Grafik pertumbuhan pengangguran tahun 1998-2008

Penguatan perekonomian pada sector investasi menyebabkan banyaknya industry-industri besar memadati Negara Indonesia. Yang mana hal ini berimbas pada kebutuhan perusahaan-perusahan terhadap tenaga kerja. Sehingga dengan di tunjang oleh perkembangan sector perekonomian makro yang semakin meningkat dan pendidikan yang sesuai dengan kebutuhan pasar tenaga kerja perusahaan, tingkat pengangguran pun semakin memperlihatkan pennurunan yang signifikan.

2.2. Pertumbuhan Perekonomian Rakyat Dengan kondisi lapangan pekerjaan yang semakin tahun semakin membutuhkan tenaga kerja, serta ditunjang dengan mudahnya para pengusaha mendapatkan permodalan dari perbankan. Pertumbuhan perekonomian pun dipastikan akan ikut meningkat seiring dengan perkembangan perekonomian makro di Indonesia.

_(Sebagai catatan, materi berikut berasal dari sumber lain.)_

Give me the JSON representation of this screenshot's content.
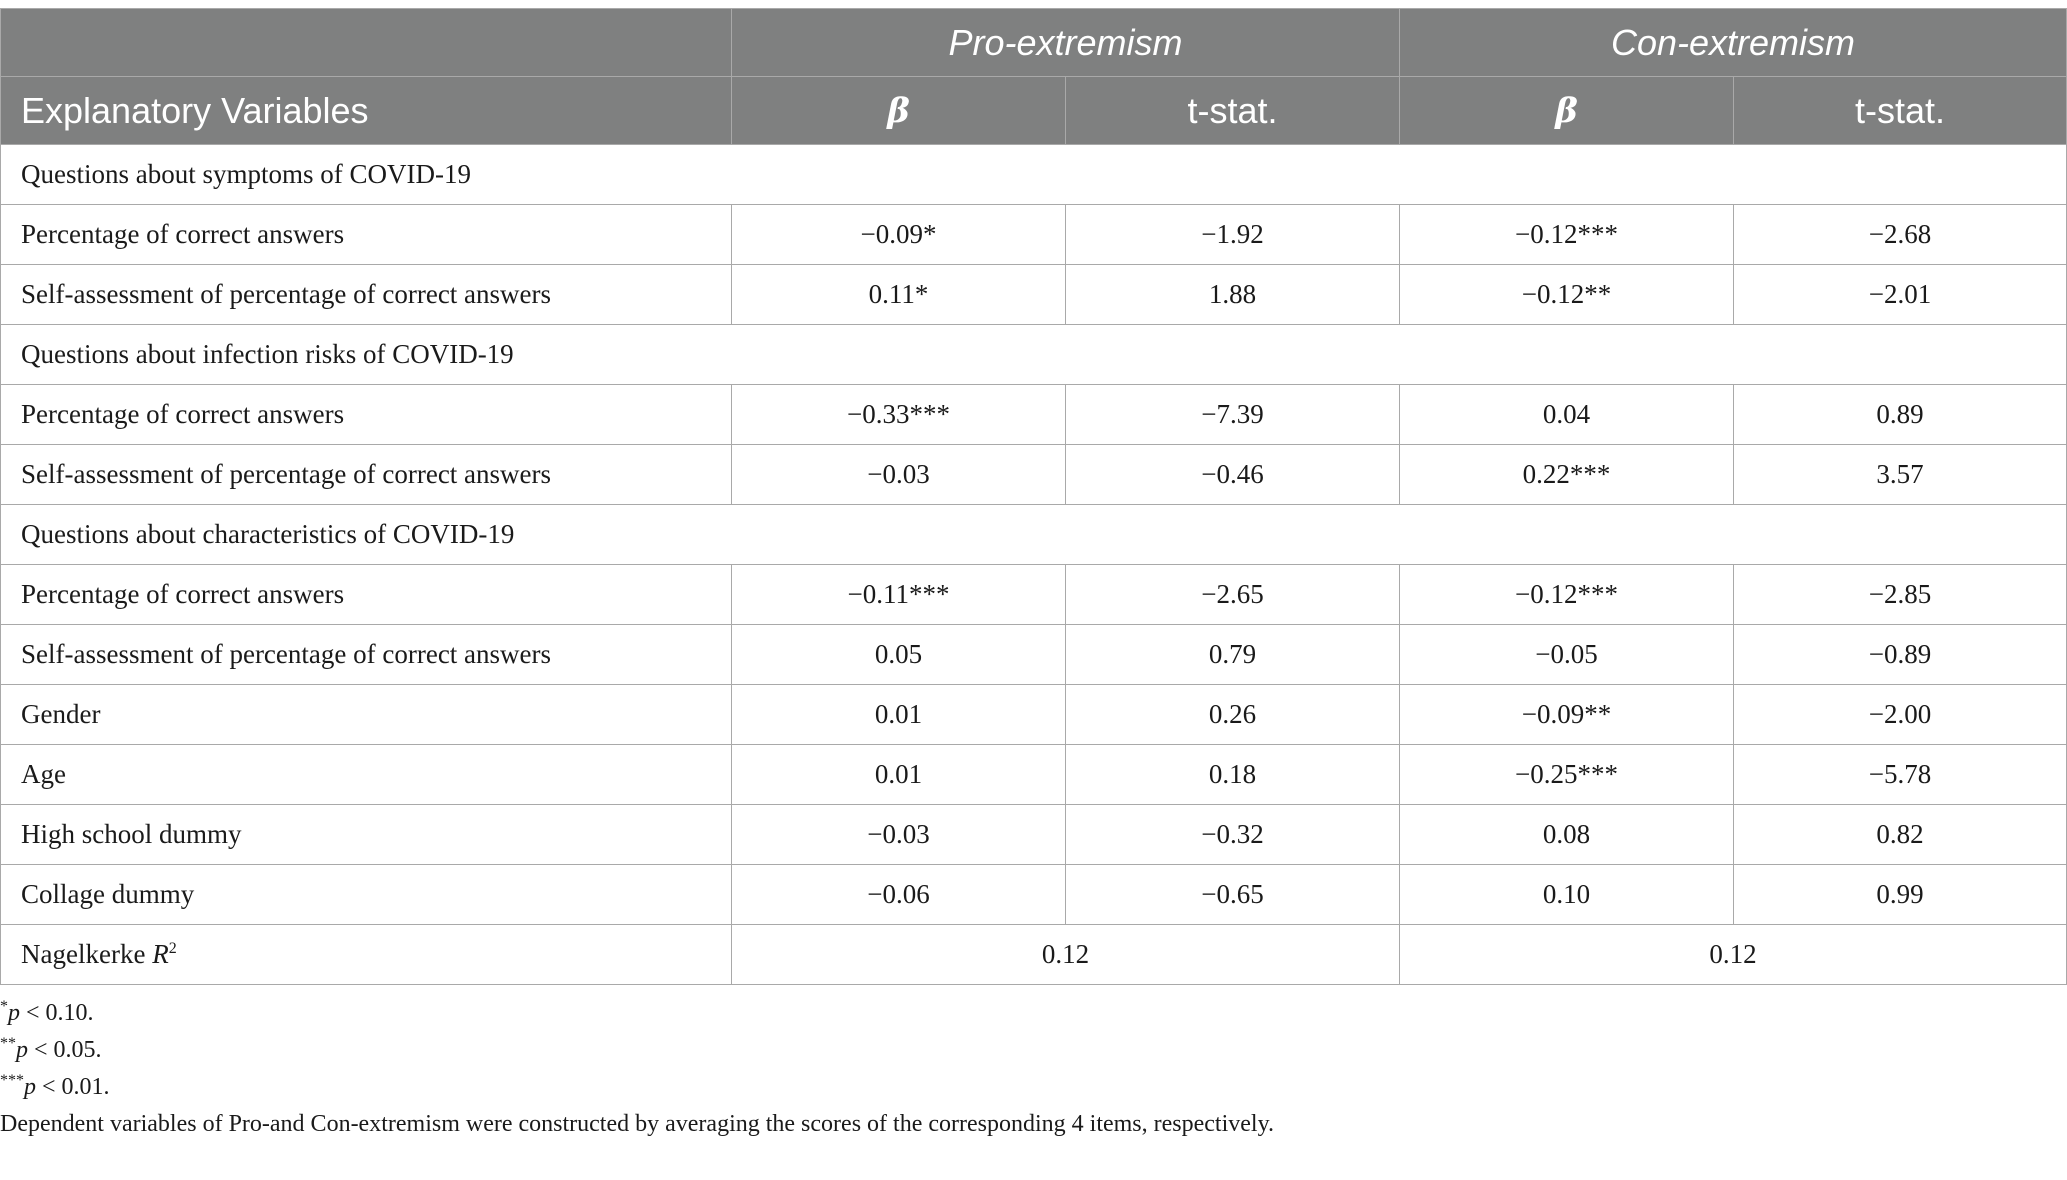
{
  "header": {
    "groups": [
      "Pro-extremism",
      "Con-extremism"
    ],
    "var_label": "Explanatory Variables",
    "beta": "β",
    "tstat": "t-stat."
  },
  "sections": [
    {
      "title": "Questions about symptoms of COVID-19",
      "rows": [
        {
          "label": "Percentage of correct answers",
          "values": [
            "−0.09*",
            "−1.92",
            "−0.12***",
            "−2.68"
          ]
        },
        {
          "label": "Self-assessment of percentage of correct answers",
          "values": [
            "0.11*",
            "1.88",
            "−0.12**",
            "−2.01"
          ]
        }
      ]
    },
    {
      "title": "Questions about infection risks of COVID-19",
      "rows": [
        {
          "label": "Percentage of correct answers",
          "values": [
            "−0.33***",
            "−7.39",
            "0.04",
            "0.89"
          ]
        },
        {
          "label": "Self-assessment of percentage of correct answers",
          "values": [
            "−0.03",
            "−0.46",
            "0.22***",
            "3.57"
          ]
        }
      ]
    },
    {
      "title": "Questions about characteristics of COVID-19",
      "rows": [
        {
          "label": "Percentage of correct answers",
          "values": [
            "−0.11***",
            "−2.65",
            "−0.12***",
            "−2.85"
          ]
        },
        {
          "label": "Self-assessment of percentage of correct answers",
          "values": [
            "0.05",
            "0.79",
            "−0.05",
            "−0.89"
          ]
        }
      ]
    }
  ],
  "controls": [
    {
      "label": "Gender",
      "values": [
        "0.01",
        "0.26",
        "−0.09**",
        "−2.00"
      ]
    },
    {
      "label": "Age",
      "values": [
        "0.01",
        "0.18",
        "−0.25***",
        "−5.78"
      ]
    },
    {
      "label": "High school dummy",
      "values": [
        "−0.03",
        "−0.32",
        "0.08",
        "0.82"
      ]
    },
    {
      "label": "Collage dummy",
      "values": [
        "−0.06",
        "−0.65",
        "0.10",
        "0.99"
      ]
    }
  ],
  "fit": {
    "label": "Nagelkerke",
    "symbol": "R",
    "power": "2",
    "pro": "0.12",
    "con": "0.12"
  },
  "notes": [
    {
      "stars": "*",
      "p": "p",
      "rest": " < 0.10."
    },
    {
      "stars": "**",
      "p": "p",
      "rest": " < 0.05."
    },
    {
      "stars": "***",
      "p": "p",
      "rest": " < 0.01."
    }
  ],
  "note_text": "Dependent variables of Pro-and Con-extremism were constructed by averaging the scores of the corresponding 4 items, respectively."
}
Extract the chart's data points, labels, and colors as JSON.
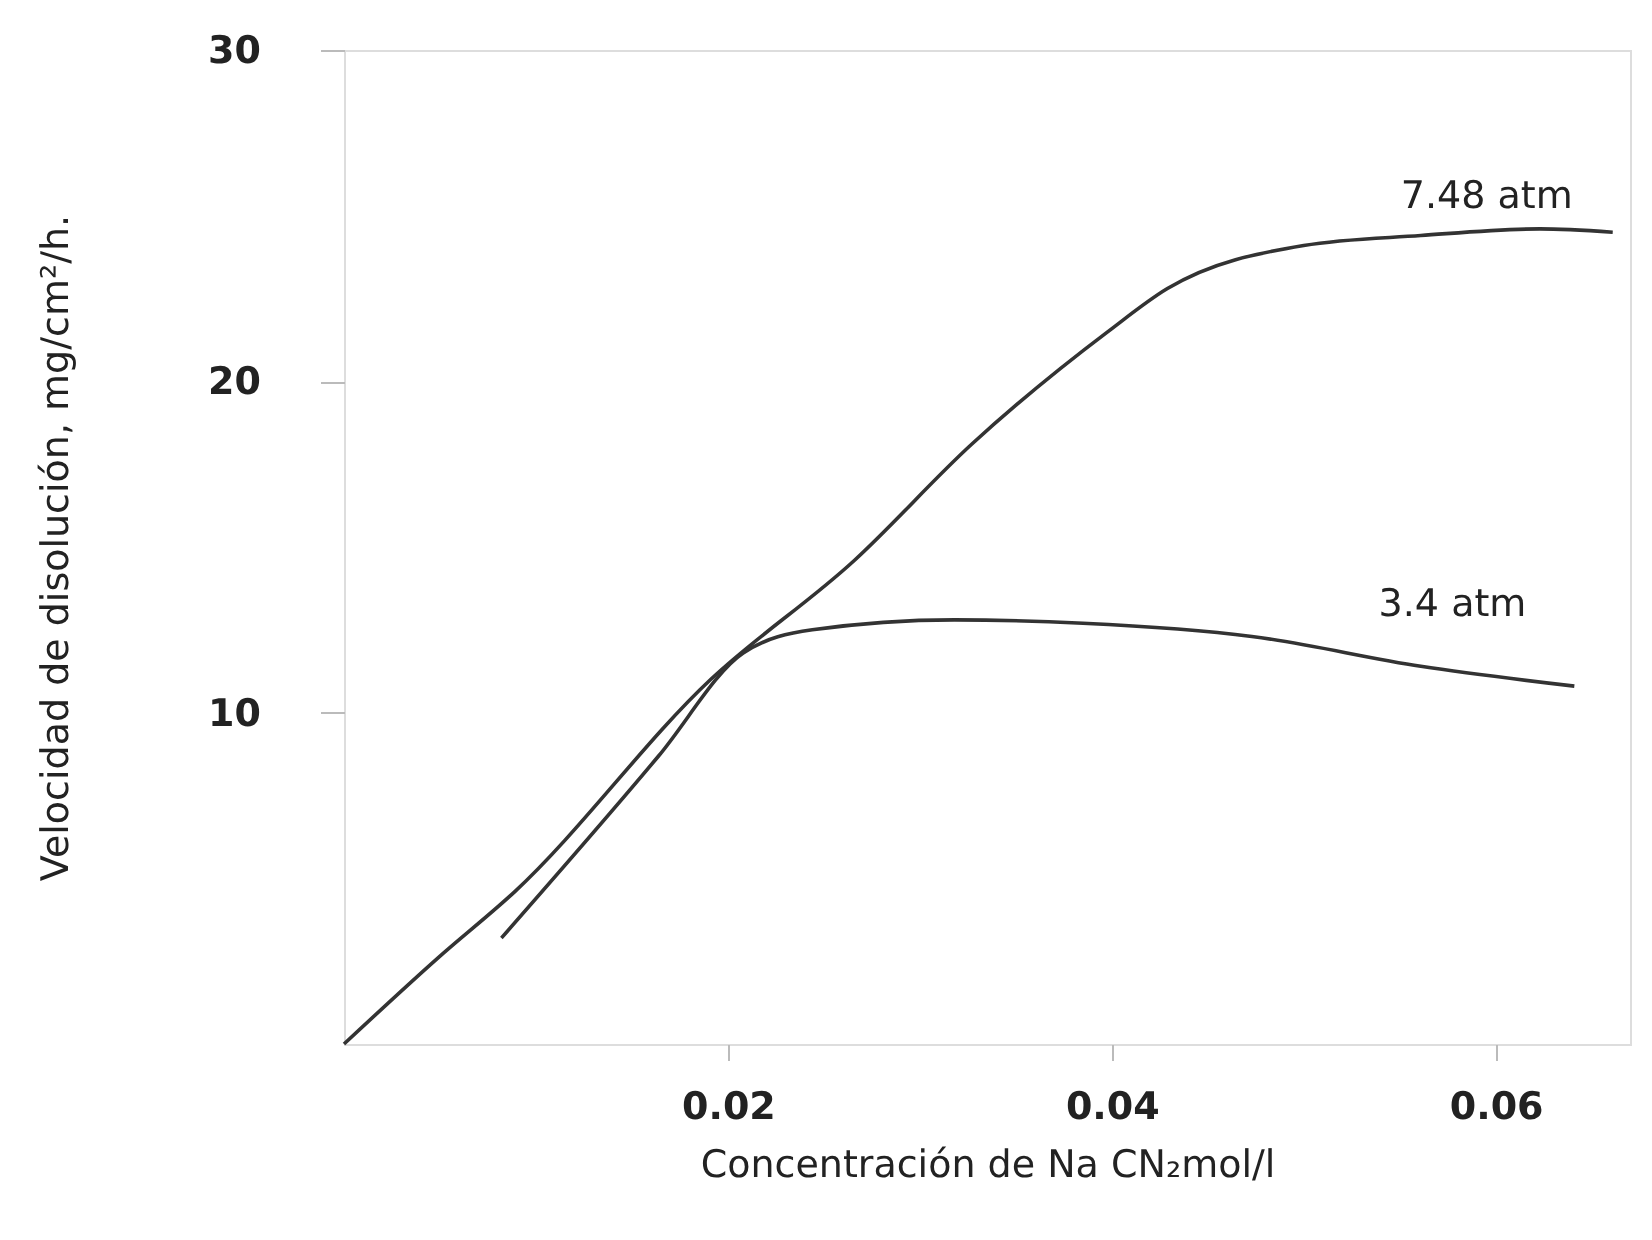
{
  "chart_data": {
    "type": "line",
    "xlabel": "Concentración de Na CN₂mol/l",
    "ylabel": "Velocidad de disolución, mg/cm²/h.",
    "xlim": [
      0,
      0.067
    ],
    "ylim": [
      0,
      30
    ],
    "xticks": [
      0.02,
      0.04,
      0.06
    ],
    "yticks": [
      10,
      20,
      30
    ],
    "grid": false,
    "marker": "none",
    "line_style": "solid",
    "series": [
      {
        "name": "7.48 atm",
        "color": "#333333",
        "x": [
          0,
          0.0049,
          0.0089,
          0.0191,
          0.0266,
          0.0327,
          0.0398,
          0.0429,
          0.05,
          0.0561,
          0.0623,
          0.0661
        ],
        "values": [
          0,
          2.6,
          4.6,
          11.0,
          14.6,
          18.1,
          21.5,
          22.8,
          24.1,
          24.4,
          24.6,
          24.5
        ]
      },
      {
        "name": "3.4 atm",
        "color": "#333333",
        "x": [
          0.0082,
          0.0164,
          0.0208,
          0.0244,
          0.0318,
          0.0385,
          0.0473,
          0.0561,
          0.0641
        ],
        "values": [
          3.2,
          8.7,
          11.8,
          12.5,
          12.8,
          12.7,
          12.3,
          11.4,
          10.8
        ]
      }
    ]
  }
}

Grafik pertumbuhan perekonomian mikro Indonesia

Pada data di atas menunjukan bahwa pada tahun 2000 pertumbuhan perekonomian mikro meningkat secara signifikan. namun peningkatan pada tahun 2000 tidak melebihi kenaikan perekonomian dari tahun 2002 sd tahun 2008.

Bab III PENUTUP

3.1. Kesimpulan Meskipun secara umum stabilitas moneter dalam keseluruhan perekonomian Indonesia masih tetap terkendali, tercermin dari relatif stabilnya rupiah dengan kecenderungan menguat; menurunnya laju inflasi dan suku bunga; serta meningkatnya cadangan devisa, tantangan pokok yang dihadapi oleh perekonomian Indonesia terbilang masih cukup besar. Tujuan peningkatan perekonomian masih jauh dari kata puas dan maksimal. Tantangan yang harus di lalui masih begitu banyak untuk mencapai tujuan kata maksimal. Ditambah dengan permasalahan yang akan dihadapi oleh Indonesia pada perekonomian makro antar Negara dengan perdagangan bebas internasionalnya. Peningkatan perekonomian yang diraih pada saat ini seyogyanya bisa jadi acuan bagi para pemegang pemerintahan dan masarakat Indonesia untuk bersatu membangun perekonomian Indonesia.